Le groupe Gibert, premier libraire indépendant de France, souhaite céder son magasin de Poitiers dans le cadre d’un plan de transformation destiné à rétablir ses comptes. L’enseigne, en redressement judiciaire depuis avril, prévoit également des suppressions de postes et des fermetures de boutiques selon La Nouvelle République.
Une page pourrait se tourner rue Gambetta
La librairie Gibert de Poitiers est à la recherche d’un repreneur. Le groupe l’a annoncé jeudi 23 juillet 2026, en dévoilant son plan de redressement. L’établissement de la rue Gambetta, véritable institution du centre-ville, fait partie des magasins que l’enseigne souhaite céder, avec ceux d’Évreux et du quai Saint-Michel à Paris.
Présente depuis plusieurs décennies dans l’une des principales rues commerçantes de Poitiers, Gibert est aujourd’hui la dernière grande librairie à avoir résisté aux évolutions du marché local du livre. La rue Gambetta, qui comptait encore trois grandes librairies dans les années 1970, a progressivement perdu ses enseignes historiques.
Un groupe fragilisé par la hausse des coûts
Gibert, qui exploite seize points de vente dans douze villes et emploie 500 salariés, traverse une période difficile. Le plan présenté prévoit la suppression de 84 postes et la fermeture de plusieurs magasins, dont celui de Barbès à Paris.

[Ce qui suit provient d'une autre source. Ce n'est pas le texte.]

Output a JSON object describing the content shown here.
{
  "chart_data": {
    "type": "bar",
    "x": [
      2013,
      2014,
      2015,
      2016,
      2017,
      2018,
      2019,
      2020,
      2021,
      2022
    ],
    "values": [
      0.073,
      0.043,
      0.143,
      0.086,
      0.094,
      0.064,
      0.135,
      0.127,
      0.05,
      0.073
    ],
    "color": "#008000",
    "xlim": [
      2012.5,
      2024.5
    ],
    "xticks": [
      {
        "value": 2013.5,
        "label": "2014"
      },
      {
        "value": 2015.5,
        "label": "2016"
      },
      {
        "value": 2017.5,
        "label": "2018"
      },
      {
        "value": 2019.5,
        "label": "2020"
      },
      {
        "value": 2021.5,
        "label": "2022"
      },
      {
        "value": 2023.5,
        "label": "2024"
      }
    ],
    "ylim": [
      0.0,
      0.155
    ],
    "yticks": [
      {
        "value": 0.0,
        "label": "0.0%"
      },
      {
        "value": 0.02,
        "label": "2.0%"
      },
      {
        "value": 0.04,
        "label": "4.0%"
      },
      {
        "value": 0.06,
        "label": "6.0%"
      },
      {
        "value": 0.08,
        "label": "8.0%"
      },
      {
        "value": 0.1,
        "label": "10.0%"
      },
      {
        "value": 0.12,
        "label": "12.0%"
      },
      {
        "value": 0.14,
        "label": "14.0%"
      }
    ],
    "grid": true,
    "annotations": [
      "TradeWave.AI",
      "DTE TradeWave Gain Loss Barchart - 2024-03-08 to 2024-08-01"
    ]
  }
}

Lors de son placement en redressement judiciaire, la direction avait évoqué un modèle économique fragilisé par la hausse des coûts fixes, notamment les loyers et l’énergie, et par le recul du marché du livre neuf.
Miser sur l’occasion pour rebondir
Avec un chiffre d’affaires annuel de 86 millions d’euros, le groupe veut désormais accélérer dans le livre d’occasion. Son ambition : doubler la part de ces ventes d’ici 2029 et devenir le leader français du secteur.
À Poitiers, l’enjeu sera de trouver un repreneur capable de préserver une adresse emblématique du commerce culturel local et de maintenir une librairie au cœur de la ville.